La sua arte veicola spesso messaggi, pensiamo alla recente tela «Gaza», una «Guernica» moderna. Che funzione pensa abbia l’arte in questo senso?
«Penso che il corpo sia sacro e che nel momento in cui si decide di armarsi e sparare a qualcuno non solo si sta uccidendo, ma si sta togliendo una persona buona dalla società perché quelli che muoiono sono quasi sempre i buoni. Nel 2024 sono accadute cose terribili perché le persone non hanno più il controllo di sé e invece vogliono controllare gli altri, esercitare sugli altri il loro potere. Quello che è successo a Gaza mi ha distrutto la mente e il cuore, perché la guerra è una cosa stupida. A chi mi chiede se penso che l’arte salverà il mondo rispondo che l’ha già fatto, perché la bellezza nella quale viviamo, sia quella artistica che naturale, ci insegna la differenza tra giusto e sbagliato».

Da qualche tempo fatica a vedere, come ha influito questo aspetto sulla sua vita personale ed artistica?
«Il 23 aprile 2024 la mia vita è cambiata. Soffro di una malattia che si chiama arterite di Horton: a causa della rottura delle arterie sopra gli occhi non vedo più da quello destro e con quello sinistro è come se fossi sempre “nella nebbia”. Dal punto di vista pratico non posso più guidare e i miei amici mi accompagnano ogni giorno in studio da casa mia, a Montevecchia. Però continuo a dipingere».

E come ci riesce?
«Grazie al tatto. Quando camminavo per Milano da bambino tenevo gli occhi chiusi e toccavo i muri, riuscivo persino a riconoscere le case con il palmo della mano. La mia arte è molto materica e in questo caso il tatto mi aiuta. Negli ultimi tempi è cambiato l’uso che faccio dei colori, sono meno accesi e più malinconici, forse per l’età... in ogni caso li preparo da solo e le mie opere le realizzo ancora in completa autonomia, basandomi sul tatto e su quello che vedo dall’occhio sinistro, anche se ormai è immerso nella nebbia».
Quali sono i suoi prossimi progetti?
«Una mostra antologica vista l’età. Ho 88 anni e ho fatto di tutto: quadri, sculture (alcune anche esposte permanentemente in spazi pubblici a Osnago, come piazza della Pace e la rotonda tra via Roma e via Bergamo ndr) gioielli, la riproduzione della Corona Ferrea, ma anche tante scenografie, costumi teatrali e oggetti di scena. Alcuni non li ho mai esposti ma credo sia giunto il momento. Ho premura; oggi ci sono, domani chissà».
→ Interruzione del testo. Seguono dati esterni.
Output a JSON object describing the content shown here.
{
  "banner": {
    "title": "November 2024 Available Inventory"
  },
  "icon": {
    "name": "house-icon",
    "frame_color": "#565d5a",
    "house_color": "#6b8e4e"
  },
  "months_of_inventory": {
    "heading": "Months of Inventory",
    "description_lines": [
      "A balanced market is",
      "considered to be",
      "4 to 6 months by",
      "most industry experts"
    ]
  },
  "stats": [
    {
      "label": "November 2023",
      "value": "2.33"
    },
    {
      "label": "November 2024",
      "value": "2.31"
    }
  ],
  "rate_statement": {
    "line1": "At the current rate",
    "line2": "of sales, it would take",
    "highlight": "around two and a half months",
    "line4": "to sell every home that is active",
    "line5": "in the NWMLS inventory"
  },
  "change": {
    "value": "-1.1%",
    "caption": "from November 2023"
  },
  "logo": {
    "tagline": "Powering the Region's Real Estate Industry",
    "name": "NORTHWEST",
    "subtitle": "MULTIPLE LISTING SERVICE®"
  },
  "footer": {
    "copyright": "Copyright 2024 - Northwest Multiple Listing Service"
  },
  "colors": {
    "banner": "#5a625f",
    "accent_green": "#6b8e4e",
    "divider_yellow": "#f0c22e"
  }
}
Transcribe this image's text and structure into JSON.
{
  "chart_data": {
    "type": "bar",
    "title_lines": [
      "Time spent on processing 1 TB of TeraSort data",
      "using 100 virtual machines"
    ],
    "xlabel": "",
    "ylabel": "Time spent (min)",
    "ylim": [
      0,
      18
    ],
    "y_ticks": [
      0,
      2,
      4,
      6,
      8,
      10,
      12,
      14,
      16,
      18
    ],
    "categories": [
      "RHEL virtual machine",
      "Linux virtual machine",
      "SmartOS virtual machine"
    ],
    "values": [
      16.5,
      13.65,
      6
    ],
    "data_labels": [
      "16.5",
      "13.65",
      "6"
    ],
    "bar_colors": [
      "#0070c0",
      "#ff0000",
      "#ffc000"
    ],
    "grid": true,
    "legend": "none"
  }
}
Una premura che, nonostante l’età, ancora lo illumina quando l’amico di sempre Molgora gli dice di aver trovato un posto che potrebbe essere adatto per la sua mostra. «Chiamalo subito» è la richiesta, con un sorriso che, possiamo scommetterci, è lo stesso che aveva all’inaugurazione della sua prima esposizione quando era solo un ragazzino che «voleva fare il pittore».